Specifically, three major banks, Silvergate, Silicon Valley (SVB) and Signature (SB), collapsed within days of each other, causing the banking sector of the world's largest economy to suffer.
Many have compared the SVB collapse to the 2008 crisis, while some experts have compared the current situation to the savings and loan (S&L) crisis of the late 1980s and early 1990s.
One thing is for sure, though: SVB's collapse will leave behind lessons, especially for startups.
Looking back at previous banking crises
After the collapse of three major banks in the US, especially SVB - a bank in the top 20 largest commercial banks in the US, investors are wondering what might happen next.
Will it be a widespread financial system-wide turmoil, tighter US government regulations, the Federal Reserve stopping raising interest rates, or even something else entirely?

Many lessons left behind after the collapse of three major banks in the US. (Photo: Xinhua).
To answer these questions, lessons from the past will provide answers for the future. Although the SVB shock has many people thinking of a similar financial crisis in 2008, analysts go back further than 1991 to make more accurate predictions.
According to analysts, the current banking crisis in the US is very different from what happened in 2008. First, the cause of the crisis 15 years ago originated from hard-to-value assets such as mortgage-backed securities (MBS), making it difficult for banks to determine their value.
However, this time, troubled assets such as US Treasury bonds and other bonds were easier to price and sell, making US government intervention more effective.
And most importantly, in this crisis, the government stepped in early to guarantee all customer deposits and restore confidence in the US banking system.
The Federal Deposit Insurance Corporation (FDIC) is also paying up to $250,000 to each depositor and major banks to help them weather the current crisis.
However, that does not mean that the US banking system is free of difficulties ahead, as shown by the sharp drop in bank stocks during the trading session on March 13.
Therefore, to better understand the current banking crisis, analysts suggest studying the case of the savings and loan (S&L) crisis.
S&Ls act like banks but specialize in taking savings deposits and making mortgage loans. In the 1980s, when the U.S. government deregulated them, they began using customer deposits to make risky investments.
However, these investments underperformed and S&Ls suffered losses at the same time the Fed raised interest rates. This left borrowers unable to repay their loans. As a result, many S&Ls collapsed and the U.S. government had to step in to rescue them.
If there is any similarity between the current crisis and what we saw in the S&L crisis, it is that it is a typical bank failure. The only difference is that the US is dealing with a bank that is more focused on technology than real estate , according to TD Cowen analyst Jaret Seiberg.
Since the S&L crisis, US regulators have prevented banks from engaging in short-term investments, which inadvertently caused SVB's collapse, Seiberg said.

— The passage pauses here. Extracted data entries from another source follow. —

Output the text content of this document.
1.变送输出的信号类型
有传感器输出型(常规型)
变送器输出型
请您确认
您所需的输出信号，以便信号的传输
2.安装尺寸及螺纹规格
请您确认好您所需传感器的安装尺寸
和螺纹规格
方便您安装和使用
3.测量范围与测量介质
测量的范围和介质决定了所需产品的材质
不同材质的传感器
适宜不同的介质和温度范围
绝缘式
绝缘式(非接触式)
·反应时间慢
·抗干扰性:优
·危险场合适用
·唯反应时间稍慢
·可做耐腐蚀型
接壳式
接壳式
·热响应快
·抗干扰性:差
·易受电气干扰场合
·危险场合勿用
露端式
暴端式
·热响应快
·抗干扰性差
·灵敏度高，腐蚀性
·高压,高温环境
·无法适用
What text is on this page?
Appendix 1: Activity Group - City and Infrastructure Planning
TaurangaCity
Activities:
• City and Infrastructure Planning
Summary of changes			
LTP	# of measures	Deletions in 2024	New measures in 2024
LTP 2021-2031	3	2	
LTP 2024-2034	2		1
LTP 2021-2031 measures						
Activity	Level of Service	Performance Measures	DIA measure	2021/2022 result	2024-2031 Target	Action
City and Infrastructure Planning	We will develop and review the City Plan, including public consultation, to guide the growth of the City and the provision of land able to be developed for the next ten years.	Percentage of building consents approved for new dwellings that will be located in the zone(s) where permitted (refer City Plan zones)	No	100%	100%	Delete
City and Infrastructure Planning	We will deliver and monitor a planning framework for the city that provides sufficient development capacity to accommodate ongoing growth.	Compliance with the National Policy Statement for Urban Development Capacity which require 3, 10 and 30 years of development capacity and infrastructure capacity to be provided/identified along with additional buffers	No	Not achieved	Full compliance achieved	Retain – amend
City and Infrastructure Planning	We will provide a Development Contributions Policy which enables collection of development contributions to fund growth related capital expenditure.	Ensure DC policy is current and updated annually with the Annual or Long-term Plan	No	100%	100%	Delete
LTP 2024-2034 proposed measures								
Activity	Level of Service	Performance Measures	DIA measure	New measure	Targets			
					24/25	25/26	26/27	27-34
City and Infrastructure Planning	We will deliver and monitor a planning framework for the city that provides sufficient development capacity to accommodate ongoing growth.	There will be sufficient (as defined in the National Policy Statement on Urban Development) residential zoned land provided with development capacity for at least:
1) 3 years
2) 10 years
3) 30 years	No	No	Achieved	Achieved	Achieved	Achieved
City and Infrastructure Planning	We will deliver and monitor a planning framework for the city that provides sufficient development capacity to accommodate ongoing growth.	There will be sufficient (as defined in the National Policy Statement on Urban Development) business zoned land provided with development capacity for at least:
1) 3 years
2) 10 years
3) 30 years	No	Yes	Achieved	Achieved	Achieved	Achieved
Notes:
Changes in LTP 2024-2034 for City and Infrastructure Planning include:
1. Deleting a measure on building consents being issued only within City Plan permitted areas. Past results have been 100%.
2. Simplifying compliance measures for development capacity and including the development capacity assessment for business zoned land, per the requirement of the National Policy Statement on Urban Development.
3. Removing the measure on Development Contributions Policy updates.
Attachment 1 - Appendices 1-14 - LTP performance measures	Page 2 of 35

Many experts compare the current collapse of three US banks to the S&L crisis at the end of the 20th century. (Photo: Reuters).
What's next?
What lessons can we learn from the crisis? According to Kit Juckes of Societe Generale, a review of central bank regulation and policy seems certain.
If the S&L crisis “is a model for what comes next, we are closer to the peak of interest rates than the market has been speculating about,” he added.
From there, he commented that the FED might stop raising interest rates and the US economy would most likely fall into a mild recession this year.
In fact, many former bankers, economists and Wall Street analysts have called on the Fed to stop raising interest rates to fight inflation amid the current banking turmoil.
These experts believe that it was the Fed's tight financial policy that increased Treasury bond yields, partly leading to SVB's collapse.
Many warnings for startups

Startups are rethinking their banking strategies after the SVB incident. (Photo: The Economic Times).
The chaos left behind by SVB has posed a financial dilemma for thousands of startups from Silicon Valley to London, Tel Aviv and tech hubs across Africa that rely on SVB for everything from asset holdings to personal mortgages.
Many investors and tech companies believe the future will be much more difficult, even if the bank continues to operate under a new name.
Venture capital funds will have to question the banks they choose, while they will likely try more traditional options, said Edith Yeung, a general partner at Race Capital. She also advised that choosing a bank based on reputation is not enough.
Many startups plan to move their money to a large institution where they are assured that it will be safe, even if they don't get hyper-personalized service and high interest rates.
Some founders also plan to bank with Bank of America and JPMorgan. Deposit insurance is also a priority, with some startups planning to keep their money in multiple banks to stay below the FDIC’s $250,000 limit.
The collapse of SVB is also a wake-up call for some CEOs at startups about their financial management capabilities.
Pete Flint, general partner at NFX, said that after the recent incident, CEOs are not only interested in how to protect their cash, but also want to learn how to take advantage of the high-interest environment to make profits. He also recommended that founders make sure they have more than one bank account.